Accanto a Luca, sfavilla l’uomo giusto per le utopie: tanto da esserlo perfino di nome. Giusto Catania è il braccio della rivoluzione di cartapesta, il Savonarola innamorato della camminata a piedi, lo sceriffo di Nottingham che toglie agli automobilisti per non dare ai pedoni. Una brava e sensibile persona, sinceramente impegnata, con un leggerissimo difetto: l’assessore al ‘Ciaffico’ non lo sa fare. Dovrebbero cambiargli il nome – per scherzo – coloro che annaspano tra le spire della sua Mobilità. Giusto? No, Sbagliato.

Terzo esempio di scuola: via Cavour. Vigili di guardia all’immobile sbarra che inibisce l’ingresso in centro. Intorno, ardono le fiamme dell’inferno. C’è chi dovrebbe perfino posteggiare per recarsi in ufficio; e va bene che il lavoro rimanda all’archeologia dei padri che avevano addirittura il posto fisso, tuttavia, qualche superstite resiste ancora, per quanto anacronistico. Non meriterebbe protezione dall’autorità municipale? Il tapino lavorante arranca, non trova riparo. Dopo un’ora si convince: macchina al posteggiatore abusivo e tanti saluti a Madama Legalità. Orribile.

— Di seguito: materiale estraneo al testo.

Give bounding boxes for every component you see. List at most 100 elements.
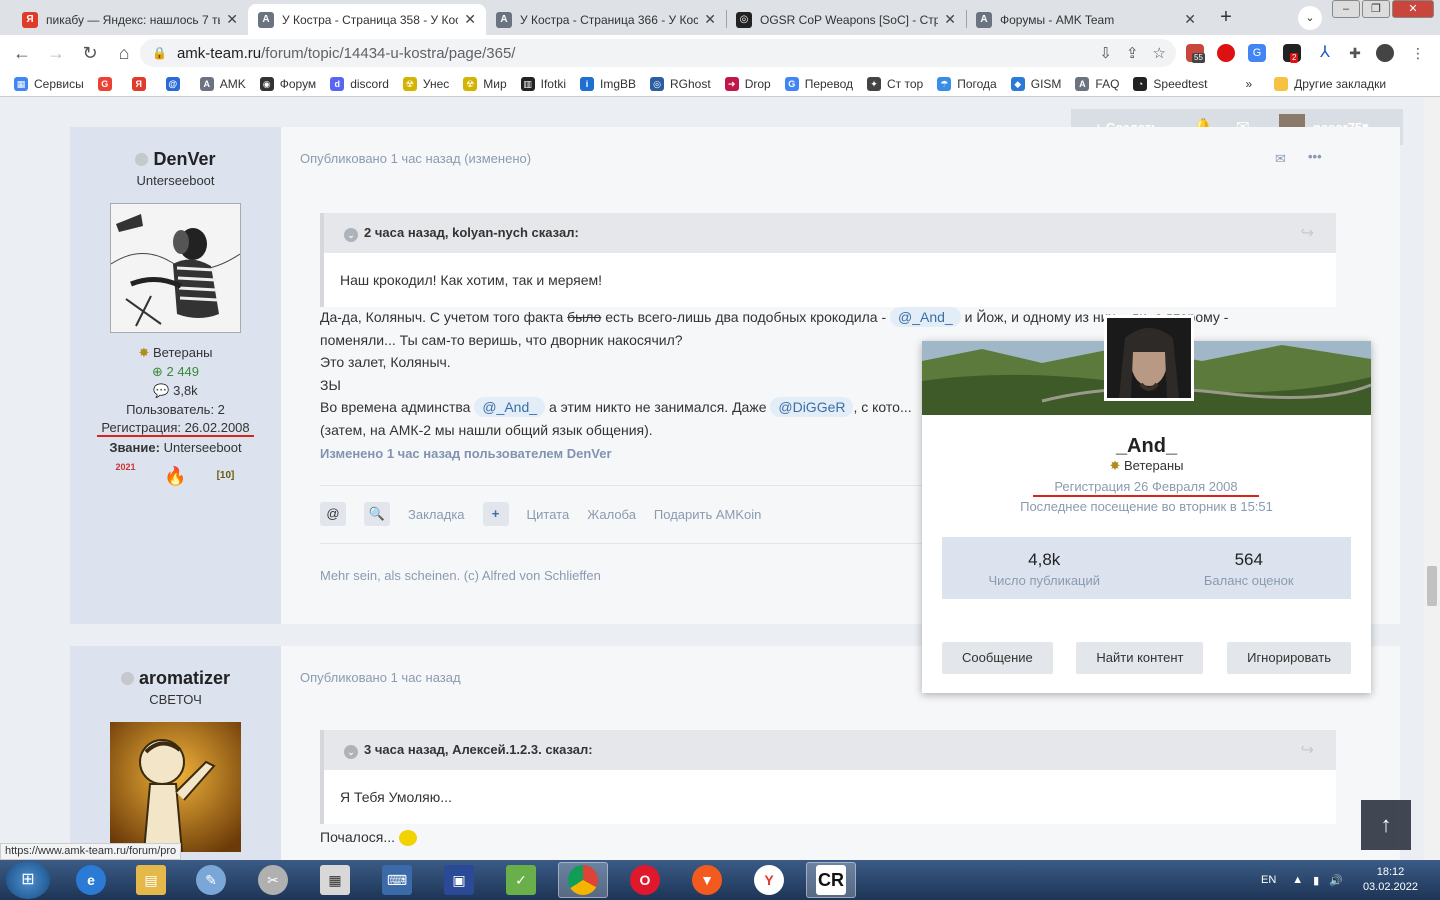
menu-dots-icon[interactable]: ⋮ xyxy=(1409,44,1427,62)
bookmark-speedtest[interactable]: ◔ Speedtest xyxy=(1133,76,1207,91)
bookmark-weather[interactable]: ☂ Погода xyxy=(937,76,997,91)
language-indicator[interactable]: EN xyxy=(1261,874,1276,886)
tab-ogsr[interactable]: ◎ OGSR CoP Weapons [SoC] - Страни ✕ xyxy=(726,4,966,35)
scroll-to-top-button[interactable]: ↑ xyxy=(1361,800,1411,850)
brave-icon[interactable]: ▼ xyxy=(682,862,732,898)
bookmark-mail[interactable]: @ xyxy=(165,76,186,91)
bookmark-imgbb[interactable]: i ImgBB xyxy=(579,76,636,91)
report-link[interactable]: Жалоба xyxy=(587,507,636,522)
close-tab-icon[interactable]: ✕ xyxy=(226,11,238,28)
extension-icon[interactable]: 2 xyxy=(1283,44,1301,63)
notepad-icon[interactable]: ✓ xyxy=(496,862,546,898)
mention-link[interactable]: @_And_ xyxy=(890,307,961,327)
bookmarks-more[interactable]: » xyxy=(1245,77,1252,91)
mention-button[interactable]: @ xyxy=(320,502,346,526)
tab-u-kostra-366[interactable]: A У Костра - Страница 366 - У Костра ✕ xyxy=(486,4,726,35)
tray-arrow-icon[interactable]: ▲ xyxy=(1292,874,1303,886)
explorer-icon[interactable]: ▤ xyxy=(126,862,176,898)
bookmark-translate[interactable]: G Перевод xyxy=(784,76,853,91)
cr-icon[interactable]: CR xyxy=(806,862,856,898)
ignore-button[interactable]: Игнорировать xyxy=(1227,642,1351,674)
network-icon[interactable]: ▮ xyxy=(1313,874,1319,887)
install-icon[interactable]: ⇩ xyxy=(1099,44,1112,62)
quote-link[interactable]: Цитата xyxy=(527,507,570,522)
page-scrollbar[interactable] xyxy=(1424,97,1440,860)
chrome-icon[interactable] xyxy=(558,862,608,898)
close-tab-icon[interactable]: ✕ xyxy=(944,11,956,28)
quote-share-icon[interactable]: ↪ xyxy=(1301,223,1314,243)
yandex-browser-icon[interactable]: Y xyxy=(744,862,794,898)
mention-link[interactable]: @DiGGeR xyxy=(770,397,854,417)
tools-icon[interactable]: ✂ xyxy=(248,862,298,898)
opera-icon[interactable]: O xyxy=(620,862,670,898)
collapse-chevron-icon[interactable]: ⌄ xyxy=(344,228,358,242)
share-icon[interactable]: ⇪ xyxy=(1126,44,1139,62)
vpn-extension-icon[interactable]: ⅄ xyxy=(1316,44,1334,62)
bookmark-link[interactable]: Закладка xyxy=(408,507,465,522)
author-avatar[interactable] xyxy=(110,203,241,333)
post-timestamp[interactable]: Опубликовано 1 час назад (изменено) xyxy=(300,151,531,166)
extension-icon[interactable]: 55 xyxy=(1186,44,1205,63)
bookmark-drop[interactable]: ➜ Drop xyxy=(724,76,771,91)
minimize-icon[interactable]: – xyxy=(1332,0,1360,18)
ie-icon[interactable]: e xyxy=(66,862,116,898)
close-tab-icon[interactable]: ✕ xyxy=(704,11,716,28)
more-options-icon[interactable]: ••• xyxy=(1308,149,1322,164)
close-window-icon[interactable]: ✕ xyxy=(1392,0,1434,18)
bookmark-faq[interactable]: A FAQ xyxy=(1075,76,1119,91)
collapse-chevron-icon[interactable]: ⌄ xyxy=(344,745,358,759)
envelope-icon[interactable]: ✉ xyxy=(1275,151,1286,167)
hovercard-name[interactable]: _And_ xyxy=(922,435,1371,458)
profile-avatar-icon[interactable] xyxy=(1376,44,1394,62)
other-bookmarks[interactable]: Другие закладки xyxy=(1274,76,1386,91)
forward-icon[interactable]: → xyxy=(40,37,72,69)
floppy-icon[interactable]: ▣ xyxy=(434,862,484,898)
gift-amkoin-link[interactable]: Подарить AMKoin xyxy=(654,507,761,522)
home-icon[interactable]: ⌂ xyxy=(108,37,140,69)
tab-search-icon[interactable]: ⌄ xyxy=(1298,6,1322,30)
paint-icon[interactable]: ✎ xyxy=(186,862,236,898)
address-bar[interactable]: 🔒 amk-team.ru/forum/topic/14434-u-kostra… xyxy=(140,39,1176,67)
translate-extension-icon[interactable]: G xyxy=(1248,44,1266,62)
author-name[interactable]: DenVer xyxy=(70,149,281,170)
bookmark-amk[interactable]: A AMK xyxy=(199,76,246,91)
find-content-button[interactable]: Найти контент xyxy=(1076,642,1204,674)
keyboard-icon[interactable]: ⌨ xyxy=(372,862,422,898)
maximize-icon[interactable]: ❐ xyxy=(1362,0,1390,18)
back-icon[interactable]: ← xyxy=(6,37,38,69)
start-button[interactable]: ⊞ xyxy=(6,861,50,899)
clock[interactable]: 18:12 03.02.2022 xyxy=(1363,865,1418,895)
bookmark-services[interactable]: ▦ Сервисы xyxy=(14,76,84,91)
bookmark-ifotki[interactable]: ▥ Ifotki xyxy=(520,76,566,91)
tab-forums-amk[interactable]: A Форумы - AMK Team ✕ xyxy=(966,4,1206,35)
bookmark-mir[interactable]: ☢ Мир xyxy=(463,76,507,91)
record-extension-icon[interactable] xyxy=(1217,44,1235,62)
post-timestamp[interactable]: Опубликовано 1 час назад xyxy=(300,670,461,685)
hovercard-avatar[interactable] xyxy=(1104,315,1194,401)
bookmark-gism[interactable]: ◆ GISM xyxy=(1010,76,1061,91)
close-tab-icon[interactable]: ✕ xyxy=(1184,11,1196,28)
new-tab-button[interactable]: + xyxy=(1212,5,1240,31)
extensions-puzzle-icon[interactable]: ✚ xyxy=(1346,44,1364,62)
bookmark-google[interactable]: G xyxy=(97,76,118,91)
tab-u-kostra-358[interactable]: A У Костра - Страница 358 - У Костра ✕ xyxy=(248,4,486,35)
mention-link[interactable]: @_And_ xyxy=(474,397,546,417)
close-tab-icon[interactable]: ✕ xyxy=(464,11,476,28)
bookmark-discord[interactable]: d discord xyxy=(330,76,389,91)
volume-icon[interactable]: 🔊 xyxy=(1329,874,1343,887)
multiquote-button[interactable]: + xyxy=(482,502,509,526)
bookmark-star-icon[interactable]: ☆ xyxy=(1153,44,1166,62)
bookmark-yandex[interactable]: Я xyxy=(131,76,152,91)
quote-share-icon[interactable]: ↪ xyxy=(1301,740,1314,760)
reload-icon[interactable]: ↻ xyxy=(74,37,106,69)
bookmark-unes[interactable]: ☢ Унес xyxy=(402,76,449,91)
scrollbar-thumb[interactable] xyxy=(1427,566,1437,606)
bookmark-forum[interactable]: ◉ Форум xyxy=(259,76,316,91)
calculator-icon[interactable]: ▦ xyxy=(310,862,360,898)
author-avatar[interactable] xyxy=(110,722,241,853)
bookmark-tor[interactable]: ✦ Ст тор xyxy=(867,76,923,91)
message-button[interactable]: Сообщение xyxy=(942,642,1053,674)
bookmark-rghost[interactable]: ◎ RGhost xyxy=(650,76,711,91)
search-icon[interactable]: 🔍 xyxy=(364,502,390,526)
author-name[interactable]: aromatizer xyxy=(70,668,281,689)
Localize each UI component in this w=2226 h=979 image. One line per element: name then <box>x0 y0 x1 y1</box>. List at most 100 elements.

L’omone con cappellino e fischietto è l’unico presidio sul territorio. Non lo è la polizia municipale, se non per raccogliere a strascico ghiotte multe. Non lo è il sindaco, affascinato dai riflessi dorati che allontanino Palermo dall’evidenza del suo sfascio. Non lo è l’assessore nemico del patriziato dello specchietto retrovisore. Con chi prendersela se l’abusivo posteggiatore – di derivazione mafiosa – si erge a signore incontrastato di ogni contrada?

Non si svolta, no. Nessuno crede più agli slogan, ai gerundi, all’insopportabile “stiamo finalmente cambiando”. Non c’è il tempo: bisogna annaspare per non annegare. E non bastano gli eroi, i santi, le preghiere, le maledizioni e le cartoline per avere fede. E non è sufficiente nemmeno crocifiggere Diego per giustificare i fallimenti di Luca, in fondo a un tunnel di sconfitte. Questa oggi è Palermo, stretta alla sua carcassa. Questa è Palermo per sempre.